A 2-year-old boy was seen in the emergency department for fever and a left-sided limp. The child’s mother said he had a poor appetite and had felt feverish for 3 days, but had been drinking and urinating normally. She was treating him with acetaminophen. He did not have a runny nose, cough, congestion, vomiting, or diarrhea. There was no history of trauma or exposure to sick contacts or a daycare facility. A day earlier, the child would not bear his full weight on his left leg and was limping. He also had a red, bumpy rash on both of his legs. The child had not been seen by a pediatrician before coming to the emergency room.
The child was born full term and had not been previously hospitalized. He was generally very active and ate a balanced diet. He had no known allergies and was up to date with all of his vaccinations.

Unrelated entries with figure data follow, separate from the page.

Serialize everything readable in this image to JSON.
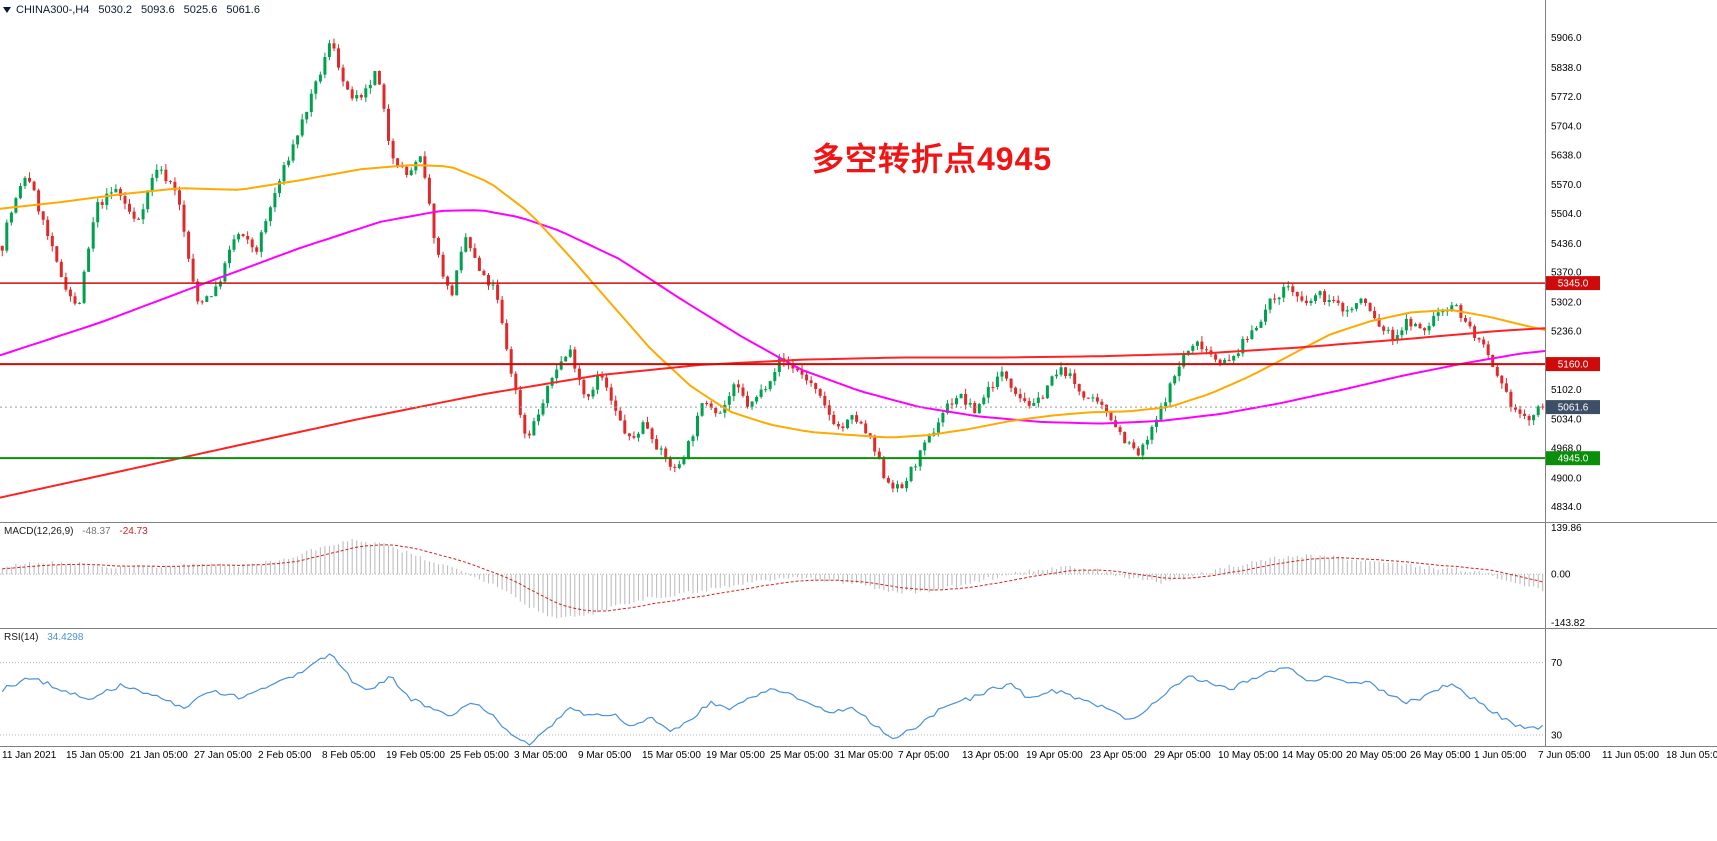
{
  "header": {
    "symbol": "CHINA300-,H4",
    "open": "5030.2",
    "high": "5093.6",
    "low": "5025.6",
    "close": "5061.6"
  },
  "annotation": {
    "text": "多空转折点4945",
    "color": "#f01414"
  },
  "macd_panel": {
    "label": "MACD(12,26,9)",
    "main_value": "-48.37",
    "signal_value": "-24.73",
    "axis_max": "139.86",
    "axis_zero": "0.00",
    "axis_min": "-143.82"
  },
  "rsi_panel": {
    "label": "RSI(14)",
    "value": "34.4298",
    "level_high": "70",
    "level_low": "30"
  },
  "time_axis": {
    "labels": [
      "11 Jan 2021",
      "15 Jan 05:00",
      "21 Jan 05:00",
      "27 Jan 05:00",
      "2 Feb 05:00",
      "8 Feb 05:00",
      "19 Feb 05:00",
      "25 Feb 05:00",
      "3 Mar 05:00",
      "9 Mar 05:00",
      "15 Mar 05:00",
      "19 Mar 05:00",
      "25 Mar 05:00",
      "31 Mar 05:00",
      "7 Apr 05:00",
      "13 Apr 05:00",
      "19 Apr 05:00",
      "23 Apr 05:00",
      "29 Apr 05:00",
      "10 May 05:00",
      "14 May 05:00",
      "20 May 05:00",
      "26 May 05:00",
      "1 Jun 05:00",
      "7 Jun 05:00",
      "11 Jun 05:00",
      "18 Jun 05:00"
    ]
  },
  "chart_data": {
    "type": "candlestick",
    "symbol": "CHINA300-",
    "timeframe": "H4",
    "last_bar": {
      "open": 5030.2,
      "high": 5093.6,
      "low": 5025.6,
      "close": 5061.6
    },
    "price_scale": {
      "min": 4790,
      "max": 5960,
      "ticks": [
        5906.0,
        5838.0,
        5772.0,
        5704.0,
        5638.0,
        5570.0,
        5504.0,
        5436.0,
        5370.0,
        5302.0,
        5236.0,
        5102.0,
        5034.0,
        4968.0,
        4900.0,
        4834.0
      ]
    },
    "hlines": [
      {
        "price": 5345.0,
        "color": "#cf0a0a",
        "width": 1.4,
        "style": "solid",
        "badge": "5345.0",
        "badge_color": "#cf0a0a"
      },
      {
        "price": 5160.0,
        "color": "#cf0a0a",
        "width": 2,
        "style": "solid",
        "badge": "5160.0",
        "badge_color": "#cf0a0a"
      },
      {
        "price": 4945.0,
        "color": "#0a8f0a",
        "width": 2,
        "style": "solid",
        "badge": "4945.0",
        "badge_color": "#0a8f0a"
      },
      {
        "price": 5061.6,
        "color": "#9a9a9a",
        "width": 1,
        "style": "dotted",
        "badge": "5061.6",
        "badge_color": "#3d4f66"
      }
    ],
    "candles": {
      "count": 340,
      "noise": 22,
      "wick": 13,
      "up_color": "#00a14e",
      "down_color": "#de2a2a",
      "path": [
        [
          0,
          5430
        ],
        [
          0.003,
          5480
        ],
        [
          0.016,
          5600
        ],
        [
          0.036,
          5380
        ],
        [
          0.049,
          5280
        ],
        [
          0.061,
          5520
        ],
        [
          0.074,
          5560
        ],
        [
          0.087,
          5480
        ],
        [
          0.1,
          5610
        ],
        [
          0.113,
          5560
        ],
        [
          0.126,
          5300
        ],
        [
          0.139,
          5330
        ],
        [
          0.152,
          5460
        ],
        [
          0.165,
          5420
        ],
        [
          0.178,
          5560
        ],
        [
          0.191,
          5680
        ],
        [
          0.204,
          5800
        ],
        [
          0.214,
          5905
        ],
        [
          0.223,
          5780
        ],
        [
          0.233,
          5760
        ],
        [
          0.243,
          5830
        ],
        [
          0.252,
          5650
        ],
        [
          0.262,
          5590
        ],
        [
          0.272,
          5630
        ],
        [
          0.282,
          5420
        ],
        [
          0.291,
          5310
        ],
        [
          0.301,
          5450
        ],
        [
          0.311,
          5360
        ],
        [
          0.32,
          5330
        ],
        [
          0.33,
          5150
        ],
        [
          0.34,
          4990
        ],
        [
          0.35,
          5060
        ],
        [
          0.359,
          5150
        ],
        [
          0.369,
          5190
        ],
        [
          0.379,
          5080
        ],
        [
          0.388,
          5140
        ],
        [
          0.398,
          5050
        ],
        [
          0.408,
          4980
        ],
        [
          0.417,
          5030
        ],
        [
          0.427,
          4960
        ],
        [
          0.437,
          4915
        ],
        [
          0.447,
          4990
        ],
        [
          0.456,
          5080
        ],
        [
          0.466,
          5050
        ],
        [
          0.476,
          5110
        ],
        [
          0.485,
          5060
        ],
        [
          0.495,
          5110
        ],
        [
          0.505,
          5170
        ],
        [
          0.515,
          5150
        ],
        [
          0.524,
          5120
        ],
        [
          0.534,
          5060
        ],
        [
          0.544,
          5010
        ],
        [
          0.553,
          5040
        ],
        [
          0.563,
          4990
        ],
        [
          0.573,
          4900
        ],
        [
          0.583,
          4870
        ],
        [
          0.592,
          4930
        ],
        [
          0.602,
          4990
        ],
        [
          0.612,
          5060
        ],
        [
          0.621,
          5090
        ],
        [
          0.631,
          5050
        ],
        [
          0.641,
          5110
        ],
        [
          0.65,
          5140
        ],
        [
          0.66,
          5090
        ],
        [
          0.67,
          5060
        ],
        [
          0.68,
          5120
        ],
        [
          0.689,
          5150
        ],
        [
          0.699,
          5100
        ],
        [
          0.709,
          5070
        ],
        [
          0.718,
          5050
        ],
        [
          0.728,
          4990
        ],
        [
          0.738,
          4950
        ],
        [
          0.748,
          5020
        ],
        [
          0.757,
          5100
        ],
        [
          0.767,
          5180
        ],
        [
          0.777,
          5210
        ],
        [
          0.786,
          5180
        ],
        [
          0.796,
          5160
        ],
        [
          0.806,
          5210
        ],
        [
          0.816,
          5260
        ],
        [
          0.825,
          5310
        ],
        [
          0.835,
          5340
        ],
        [
          0.845,
          5290
        ],
        [
          0.854,
          5320
        ],
        [
          0.864,
          5300
        ],
        [
          0.874,
          5280
        ],
        [
          0.883,
          5310
        ],
        [
          0.893,
          5250
        ],
        [
          0.903,
          5220
        ],
        [
          0.913,
          5260
        ],
        [
          0.922,
          5230
        ],
        [
          0.932,
          5280
        ],
        [
          0.942,
          5300
        ],
        [
          0.951,
          5250
        ],
        [
          0.961,
          5200
        ],
        [
          0.971,
          5120
        ],
        [
          0.981,
          5060
        ],
        [
          0.99,
          5030
        ],
        [
          1.0,
          5062
        ]
      ]
    },
    "moving_averages": [
      {
        "name": "ma-magenta",
        "color": "#ff00ff",
        "width": 2,
        "path": [
          [
            0,
            5180
          ],
          [
            0.065,
            5255
          ],
          [
            0.129,
            5340
          ],
          [
            0.194,
            5425
          ],
          [
            0.246,
            5485
          ],
          [
            0.285,
            5510
          ],
          [
            0.311,
            5512
          ],
          [
            0.337,
            5495
          ],
          [
            0.362,
            5465
          ],
          [
            0.401,
            5400
          ],
          [
            0.44,
            5310
          ],
          [
            0.479,
            5225
          ],
          [
            0.518,
            5148
          ],
          [
            0.557,
            5098
          ],
          [
            0.595,
            5062
          ],
          [
            0.634,
            5040
          ],
          [
            0.673,
            5028
          ],
          [
            0.712,
            5024
          ],
          [
            0.751,
            5030
          ],
          [
            0.79,
            5046
          ],
          [
            0.828,
            5070
          ],
          [
            0.867,
            5100
          ],
          [
            0.906,
            5132
          ],
          [
            0.945,
            5160
          ],
          [
            0.984,
            5184
          ],
          [
            1.0,
            5190
          ]
        ]
      },
      {
        "name": "ma-orange",
        "color": "#ffaa00",
        "width": 2,
        "path": [
          [
            0,
            5515
          ],
          [
            0.039,
            5530
          ],
          [
            0.078,
            5548
          ],
          [
            0.117,
            5562
          ],
          [
            0.155,
            5558
          ],
          [
            0.194,
            5580
          ],
          [
            0.233,
            5605
          ],
          [
            0.265,
            5615
          ],
          [
            0.291,
            5612
          ],
          [
            0.317,
            5575
          ],
          [
            0.343,
            5505
          ],
          [
            0.369,
            5405
          ],
          [
            0.395,
            5300
          ],
          [
            0.421,
            5195
          ],
          [
            0.447,
            5110
          ],
          [
            0.472,
            5052
          ],
          [
            0.498,
            5022
          ],
          [
            0.524,
            5005
          ],
          [
            0.55,
            4998
          ],
          [
            0.576,
            4992
          ],
          [
            0.602,
            4998
          ],
          [
            0.628,
            5012
          ],
          [
            0.654,
            5030
          ],
          [
            0.68,
            5042
          ],
          [
            0.706,
            5050
          ],
          [
            0.731,
            5052
          ],
          [
            0.757,
            5062
          ],
          [
            0.783,
            5092
          ],
          [
            0.809,
            5132
          ],
          [
            0.835,
            5180
          ],
          [
            0.861,
            5228
          ],
          [
            0.887,
            5258
          ],
          [
            0.913,
            5278
          ],
          [
            0.939,
            5284
          ],
          [
            0.964,
            5268
          ],
          [
            0.987,
            5248
          ],
          [
            1.0,
            5238
          ]
        ]
      },
      {
        "name": "ma-red-long",
        "color": "#ff2222",
        "width": 2,
        "path": [
          [
            0,
            4855
          ],
          [
            0.078,
            4915
          ],
          [
            0.155,
            4975
          ],
          [
            0.233,
            5035
          ],
          [
            0.311,
            5090
          ],
          [
            0.388,
            5135
          ],
          [
            0.453,
            5158
          ],
          [
            0.518,
            5170
          ],
          [
            0.583,
            5175
          ],
          [
            0.647,
            5175
          ],
          [
            0.712,
            5178
          ],
          [
            0.777,
            5184
          ],
          [
            0.841,
            5198
          ],
          [
            0.906,
            5216
          ],
          [
            0.971,
            5236
          ],
          [
            1.0,
            5242
          ]
        ]
      }
    ],
    "macd": {
      "range": [
        -155,
        150
      ],
      "hist_color": "#b8b8b8",
      "signal_color": "#d42020",
      "hist_path": [
        [
          0,
          20
        ],
        [
          0.026,
          35
        ],
        [
          0.052,
          30
        ],
        [
          0.078,
          20
        ],
        [
          0.104,
          25
        ],
        [
          0.129,
          30
        ],
        [
          0.155,
          25
        ],
        [
          0.181,
          40
        ],
        [
          0.207,
          80
        ],
        [
          0.227,
          100
        ],
        [
          0.246,
          90
        ],
        [
          0.265,
          60
        ],
        [
          0.285,
          30
        ],
        [
          0.304,
          0
        ],
        [
          0.324,
          -40
        ],
        [
          0.343,
          -100
        ],
        [
          0.362,
          -135
        ],
        [
          0.382,
          -120
        ],
        [
          0.401,
          -90
        ],
        [
          0.421,
          -70
        ],
        [
          0.44,
          -60
        ],
        [
          0.459,
          -45
        ],
        [
          0.479,
          -30
        ],
        [
          0.498,
          -15
        ],
        [
          0.518,
          -10
        ],
        [
          0.537,
          -20
        ],
        [
          0.557,
          -30
        ],
        [
          0.576,
          -50
        ],
        [
          0.595,
          -55
        ],
        [
          0.615,
          -40
        ],
        [
          0.634,
          -20
        ],
        [
          0.654,
          0
        ],
        [
          0.673,
          15
        ],
        [
          0.693,
          20
        ],
        [
          0.712,
          10
        ],
        [
          0.731,
          -10
        ],
        [
          0.751,
          -25
        ],
        [
          0.77,
          -10
        ],
        [
          0.79,
          15
        ],
        [
          0.809,
          35
        ],
        [
          0.828,
          50
        ],
        [
          0.848,
          55
        ],
        [
          0.867,
          50
        ],
        [
          0.887,
          40
        ],
        [
          0.906,
          30
        ],
        [
          0.926,
          20
        ],
        [
          0.945,
          15
        ],
        [
          0.964,
          0
        ],
        [
          0.984,
          -30
        ],
        [
          1.0,
          -48
        ]
      ]
    },
    "rsi": {
      "range": [
        25,
        88
      ],
      "color": "#4a90d9",
      "path": [
        [
          0,
          55
        ],
        [
          0.019,
          62
        ],
        [
          0.039,
          55
        ],
        [
          0.058,
          50
        ],
        [
          0.078,
          58
        ],
        [
          0.097,
          52
        ],
        [
          0.117,
          45
        ],
        [
          0.136,
          55
        ],
        [
          0.155,
          50
        ],
        [
          0.175,
          58
        ],
        [
          0.194,
          65
        ],
        [
          0.207,
          72
        ],
        [
          0.214,
          75
        ],
        [
          0.227,
          60
        ],
        [
          0.239,
          55
        ],
        [
          0.252,
          62
        ],
        [
          0.265,
          50
        ],
        [
          0.278,
          45
        ],
        [
          0.291,
          40
        ],
        [
          0.304,
          48
        ],
        [
          0.317,
          42
        ],
        [
          0.33,
          30
        ],
        [
          0.343,
          25
        ],
        [
          0.356,
          35
        ],
        [
          0.369,
          45
        ],
        [
          0.382,
          40
        ],
        [
          0.395,
          42
        ],
        [
          0.408,
          35
        ],
        [
          0.421,
          40
        ],
        [
          0.434,
          32
        ],
        [
          0.447,
          38
        ],
        [
          0.459,
          48
        ],
        [
          0.472,
          45
        ],
        [
          0.485,
          50
        ],
        [
          0.498,
          55
        ],
        [
          0.511,
          52
        ],
        [
          0.524,
          48
        ],
        [
          0.537,
          42
        ],
        [
          0.55,
          45
        ],
        [
          0.563,
          38
        ],
        [
          0.576,
          28
        ],
        [
          0.589,
          32
        ],
        [
          0.602,
          40
        ],
        [
          0.615,
          48
        ],
        [
          0.628,
          50
        ],
        [
          0.641,
          55
        ],
        [
          0.654,
          58
        ],
        [
          0.667,
          50
        ],
        [
          0.68,
          55
        ],
        [
          0.693,
          52
        ],
        [
          0.706,
          48
        ],
        [
          0.718,
          45
        ],
        [
          0.731,
          38
        ],
        [
          0.744,
          45
        ],
        [
          0.757,
          55
        ],
        [
          0.77,
          62
        ],
        [
          0.783,
          60
        ],
        [
          0.796,
          55
        ],
        [
          0.809,
          60
        ],
        [
          0.822,
          65
        ],
        [
          0.835,
          68
        ],
        [
          0.848,
          60
        ],
        [
          0.861,
          63
        ],
        [
          0.874,
          58
        ],
        [
          0.887,
          60
        ],
        [
          0.9,
          52
        ],
        [
          0.913,
          48
        ],
        [
          0.926,
          52
        ],
        [
          0.939,
          58
        ],
        [
          0.951,
          52
        ],
        [
          0.964,
          45
        ],
        [
          0.977,
          38
        ],
        [
          0.99,
          33
        ],
        [
          1.0,
          34.4
        ]
      ]
    }
  }
}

There were no pets in the home and there was no report or sign of a tick bite. The mother smoked cigarettes. There was no family history of any significant disorder.
The child was alert, well developed, and in no respiratory distress. His temperature was 36.8°C (98.3°F); heart rate, 94 beats/min; respiratory rate, 24 breaths/min; blood pressure, 92/65 mm/Hg; and oxygen saturation, 100% while breathing room air. He had an erythematous, papular, non-pruritic rash on both legs and favored the left leg. He flinched when his left foot was touched.
Serous otitis media was seen on the left side. His pharynx appeared erythematous with white exudates. Cervical lymphadenopathy was also present, more prominent on the left side. Auscultation detected a benign musical heart murmur. There was no splenomegaly and his abdomen was soft. Ultrasonography of the hips showed bilateral joint effusion, slightly more pronounced on the left than the right, possibly related to toxic synovitis or septic arthritis. Radiographs of the left lower extremity found no fracture or dislocation between the hip and foot.
A complete blood count showed 20% atypical lymphocytes and decreased values for mean corpuscular volume and mean corpuscular hemoglobin. C-reactive protein level was 2.9 mg/dL (normal 0-1.0 mg/dL) and erythrocyte sedimentation rate was elevated to 40 mm/hr (normal 0-20 mm/hr). A mononucleosis-spot test was positive and an EBV test was ordered. The EBV serology results were:
• EBV capsid IgG - negative (<10)
• EBNA - negative
• EBEA (early antigen) - negative
• EBV capsid AB (IgM) - strongly positive (>160)
The patient was admitted overnight for observation and given supportive care. He ate and drank well during the stay. The limp and rash had improved by the next morning and he was discharged in stable condition without medication. The disease course of EBV mononucleosis is typically 4 to 6 weeks but the symptoms may only be present for a brief period of time.
Epstein Barr virus infection can involve any body system, as seen in this case. The erythematous papular rash is thought to be directly caused by the virus and develops in approximately 3% to 15% of persons with infectious mononucleosis. The rash is seen more frequently if an antibiotic like amoxicillin is administered, which in our case, it was not.
Transient synovitis of the hip is relatively common in young children and presents with pain and limitation of motion in of the hip. It can be treated with conservative therapy and the prognosis is usually excellent with full recovery; however, the rate of recurrence is up to 15%. To our knowledge, this is the first report of bilateral transient synovitis of the hip in a child with Epstein Barr viral infection.
Teaching Points:
• Transient synovitis of the hip associated with a rash and cervical lymphadenopathy in a young child should prompt inclusion of EBV infection in the differential diagnosis.
• In a young child, EBV infection may be overlooked since it is considered a disease seen most commonly in adolescents.
• Children with EBV infection are more likely than adults to present with abdominal pain, otitis media, and recurrent tonsillopharyngitis before or after infectious mononucleosis.
• An asymptomatic carrier is usually the source of EBV infection in young children.
References:
• Leach CT, Sumaya CV. Epstein-Barr Virus. In: Cherry J, Kaplan S, Demmler-Harrison G, Steinbach W. Feigin and Cherry’s Textbook of Pediatric Infectious Diseases. Philadelphia, PA:Saunders;2009:2043-2071.
• Jenson HB. Epstein-Barr Virus. Pediatr Rev. 2011;32:375-384.
• Tse SM, Laxer RM. Approach to acute limb pain in childhood. Pediatr Rev. 2006;27:170-180.